# Lara Croft Saves the Best for PS3?



## Ares (Nov 23, 2009)

*Lara Croft Saves the Best for PS3*
08/09/2010 Written by Max Murray










Lara Croft and the Guardian of Light was revealed earlier this year, presenting itself as a digitally released pseudo-spin off to the widely popular Tomb Raider series. Initial fears that the Tomb Raider series had been downsized for a digital only venture were put to rest by Crystal Dynamics shortly after the announcement of Lara’s new title, but disappointment welled up again, at least for PlayStation owners, as it was revealed that a four week delay separated the initial release of the game and when it would be available on the PSN. 

However, a tantalizing bit of information shared recently may make that waiting period a little less bitter.
Hitting the Xbox live on August 18th, Lara Croft and the Guardian of Light will feature a single player mode and a local co-op option, but it’s not until the PS3 version hits our virtual shelves on September 28th that the long awaited online portion of the title will be available for all to enjoy.

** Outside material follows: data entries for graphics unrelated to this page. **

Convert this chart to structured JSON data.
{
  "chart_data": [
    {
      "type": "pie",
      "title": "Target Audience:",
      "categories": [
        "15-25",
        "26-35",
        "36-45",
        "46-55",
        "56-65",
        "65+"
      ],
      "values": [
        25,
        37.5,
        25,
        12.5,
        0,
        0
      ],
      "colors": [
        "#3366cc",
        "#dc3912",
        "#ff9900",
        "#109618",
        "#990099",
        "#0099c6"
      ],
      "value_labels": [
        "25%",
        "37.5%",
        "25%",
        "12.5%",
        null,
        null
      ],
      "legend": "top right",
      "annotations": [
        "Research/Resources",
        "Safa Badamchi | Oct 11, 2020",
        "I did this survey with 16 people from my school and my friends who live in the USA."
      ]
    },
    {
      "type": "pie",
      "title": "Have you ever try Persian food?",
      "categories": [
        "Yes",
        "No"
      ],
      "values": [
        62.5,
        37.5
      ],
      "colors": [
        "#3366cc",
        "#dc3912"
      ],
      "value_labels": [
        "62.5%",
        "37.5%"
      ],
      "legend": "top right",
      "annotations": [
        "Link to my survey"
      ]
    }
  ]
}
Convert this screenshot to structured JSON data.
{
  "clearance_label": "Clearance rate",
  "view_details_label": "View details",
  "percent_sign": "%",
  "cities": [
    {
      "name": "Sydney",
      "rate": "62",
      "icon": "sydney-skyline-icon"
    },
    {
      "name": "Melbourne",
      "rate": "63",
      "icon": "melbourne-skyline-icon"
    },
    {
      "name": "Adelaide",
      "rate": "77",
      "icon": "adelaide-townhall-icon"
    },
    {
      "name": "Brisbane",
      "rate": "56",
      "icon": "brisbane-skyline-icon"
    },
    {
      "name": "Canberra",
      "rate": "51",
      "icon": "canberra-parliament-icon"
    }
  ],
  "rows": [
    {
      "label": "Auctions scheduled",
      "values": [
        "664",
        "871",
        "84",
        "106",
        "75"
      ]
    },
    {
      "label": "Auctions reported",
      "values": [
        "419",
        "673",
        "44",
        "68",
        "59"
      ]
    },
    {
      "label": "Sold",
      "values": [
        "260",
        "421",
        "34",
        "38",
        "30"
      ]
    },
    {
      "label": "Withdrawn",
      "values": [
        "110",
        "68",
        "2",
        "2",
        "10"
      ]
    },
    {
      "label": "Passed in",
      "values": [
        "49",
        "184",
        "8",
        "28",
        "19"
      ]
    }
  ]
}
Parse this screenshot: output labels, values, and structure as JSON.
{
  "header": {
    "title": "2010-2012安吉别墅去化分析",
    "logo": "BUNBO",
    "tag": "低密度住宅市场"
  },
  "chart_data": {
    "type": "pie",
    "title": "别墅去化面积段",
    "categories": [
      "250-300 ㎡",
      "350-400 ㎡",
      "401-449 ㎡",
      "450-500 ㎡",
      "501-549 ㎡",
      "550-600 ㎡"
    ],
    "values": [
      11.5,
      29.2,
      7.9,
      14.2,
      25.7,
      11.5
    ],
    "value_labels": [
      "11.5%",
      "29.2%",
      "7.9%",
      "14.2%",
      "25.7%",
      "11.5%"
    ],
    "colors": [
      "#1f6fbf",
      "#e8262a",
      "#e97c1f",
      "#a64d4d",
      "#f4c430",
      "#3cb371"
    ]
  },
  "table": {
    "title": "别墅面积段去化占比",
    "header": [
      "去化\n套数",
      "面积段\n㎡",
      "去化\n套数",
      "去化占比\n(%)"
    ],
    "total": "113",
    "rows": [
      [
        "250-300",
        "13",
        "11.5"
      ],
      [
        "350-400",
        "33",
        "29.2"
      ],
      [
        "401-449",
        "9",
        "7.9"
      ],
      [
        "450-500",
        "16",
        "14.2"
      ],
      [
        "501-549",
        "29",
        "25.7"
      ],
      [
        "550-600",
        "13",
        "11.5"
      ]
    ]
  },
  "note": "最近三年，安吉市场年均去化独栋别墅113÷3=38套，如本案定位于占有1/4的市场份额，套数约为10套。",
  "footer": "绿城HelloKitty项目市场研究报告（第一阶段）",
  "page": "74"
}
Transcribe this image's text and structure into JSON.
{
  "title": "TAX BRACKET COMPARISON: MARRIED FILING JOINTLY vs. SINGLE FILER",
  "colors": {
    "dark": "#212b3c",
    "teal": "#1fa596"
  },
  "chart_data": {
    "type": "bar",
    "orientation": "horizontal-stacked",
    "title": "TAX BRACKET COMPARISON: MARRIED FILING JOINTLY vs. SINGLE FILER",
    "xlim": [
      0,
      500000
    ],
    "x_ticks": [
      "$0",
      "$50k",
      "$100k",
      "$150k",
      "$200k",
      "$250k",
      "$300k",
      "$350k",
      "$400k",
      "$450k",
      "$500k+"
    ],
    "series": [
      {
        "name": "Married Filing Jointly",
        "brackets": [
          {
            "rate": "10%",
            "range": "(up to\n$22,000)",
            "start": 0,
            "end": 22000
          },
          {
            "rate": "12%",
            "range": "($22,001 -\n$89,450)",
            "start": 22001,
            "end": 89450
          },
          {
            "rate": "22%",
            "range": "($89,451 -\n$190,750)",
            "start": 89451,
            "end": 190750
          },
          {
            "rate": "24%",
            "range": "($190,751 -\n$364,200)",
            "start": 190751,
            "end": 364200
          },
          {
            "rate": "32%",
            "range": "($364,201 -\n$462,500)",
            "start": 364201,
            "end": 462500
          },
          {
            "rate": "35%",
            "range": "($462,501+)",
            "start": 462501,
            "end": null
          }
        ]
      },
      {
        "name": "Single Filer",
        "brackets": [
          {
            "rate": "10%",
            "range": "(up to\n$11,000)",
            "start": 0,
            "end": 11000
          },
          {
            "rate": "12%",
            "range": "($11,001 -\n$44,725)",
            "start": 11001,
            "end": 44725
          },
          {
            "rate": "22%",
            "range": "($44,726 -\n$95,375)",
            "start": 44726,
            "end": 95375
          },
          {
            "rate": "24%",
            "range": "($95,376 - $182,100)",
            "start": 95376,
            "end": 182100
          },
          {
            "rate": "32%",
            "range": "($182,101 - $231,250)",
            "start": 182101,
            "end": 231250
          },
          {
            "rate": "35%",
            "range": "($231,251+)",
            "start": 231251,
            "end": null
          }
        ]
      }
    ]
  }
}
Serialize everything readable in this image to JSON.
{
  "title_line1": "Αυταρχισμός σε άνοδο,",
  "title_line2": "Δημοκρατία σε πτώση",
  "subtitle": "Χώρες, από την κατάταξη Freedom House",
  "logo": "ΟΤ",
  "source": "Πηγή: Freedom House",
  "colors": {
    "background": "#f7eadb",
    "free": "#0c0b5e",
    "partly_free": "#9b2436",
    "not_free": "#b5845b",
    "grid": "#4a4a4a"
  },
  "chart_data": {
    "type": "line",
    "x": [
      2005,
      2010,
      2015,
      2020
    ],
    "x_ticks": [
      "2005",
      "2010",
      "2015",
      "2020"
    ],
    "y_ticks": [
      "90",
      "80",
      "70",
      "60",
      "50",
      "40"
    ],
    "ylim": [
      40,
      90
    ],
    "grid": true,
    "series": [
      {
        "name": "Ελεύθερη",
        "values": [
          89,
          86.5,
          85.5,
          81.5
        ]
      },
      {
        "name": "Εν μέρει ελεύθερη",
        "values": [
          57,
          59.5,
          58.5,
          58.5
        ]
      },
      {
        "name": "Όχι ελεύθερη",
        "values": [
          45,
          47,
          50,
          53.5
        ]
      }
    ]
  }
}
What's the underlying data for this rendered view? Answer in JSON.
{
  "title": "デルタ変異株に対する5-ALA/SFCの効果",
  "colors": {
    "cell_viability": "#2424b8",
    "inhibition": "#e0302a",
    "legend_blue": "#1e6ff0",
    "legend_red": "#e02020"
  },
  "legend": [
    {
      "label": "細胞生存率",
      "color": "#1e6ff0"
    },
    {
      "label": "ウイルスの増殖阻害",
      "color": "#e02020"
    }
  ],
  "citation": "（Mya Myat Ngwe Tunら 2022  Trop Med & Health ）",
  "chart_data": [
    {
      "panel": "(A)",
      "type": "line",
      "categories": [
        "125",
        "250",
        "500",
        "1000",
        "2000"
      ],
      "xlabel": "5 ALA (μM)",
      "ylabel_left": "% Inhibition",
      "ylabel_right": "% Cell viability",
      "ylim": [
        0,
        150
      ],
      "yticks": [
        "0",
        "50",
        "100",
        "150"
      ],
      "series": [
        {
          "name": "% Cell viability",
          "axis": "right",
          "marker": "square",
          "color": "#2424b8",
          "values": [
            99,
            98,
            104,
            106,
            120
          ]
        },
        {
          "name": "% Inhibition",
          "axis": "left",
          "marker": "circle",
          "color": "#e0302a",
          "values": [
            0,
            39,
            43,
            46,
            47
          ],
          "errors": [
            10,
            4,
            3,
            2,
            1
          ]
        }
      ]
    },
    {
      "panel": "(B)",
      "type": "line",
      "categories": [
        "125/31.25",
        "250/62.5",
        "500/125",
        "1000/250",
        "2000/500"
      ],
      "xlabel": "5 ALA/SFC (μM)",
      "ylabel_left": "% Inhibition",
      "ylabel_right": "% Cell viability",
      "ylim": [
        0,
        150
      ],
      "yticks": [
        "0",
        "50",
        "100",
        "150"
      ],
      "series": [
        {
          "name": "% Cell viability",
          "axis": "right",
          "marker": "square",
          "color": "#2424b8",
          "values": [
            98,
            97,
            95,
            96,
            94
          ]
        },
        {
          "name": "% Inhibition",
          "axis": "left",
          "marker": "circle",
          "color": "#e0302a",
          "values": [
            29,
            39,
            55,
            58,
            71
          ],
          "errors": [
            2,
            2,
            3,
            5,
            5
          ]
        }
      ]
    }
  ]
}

Additionally, from September to December, five packs of DLC will be available to max out the game. Details have been scarce as to the exact specifics of each pack, but word has it that the first three will expand on the experience, featuring new puzzles, areas to explore, and combat scenes. The remaining two packs will introduce new characters. Obviously, more will be known in the future when they are officially detailed by Crystal Dynamics.

Source: PSLS


----------



## Ares (Nov 23, 2009)

Anytime a Dev is talking about a DLC being released prior to the game's release is a red flag in my book, let alone 5 DLCs and on that note I'll pass on this one.


----------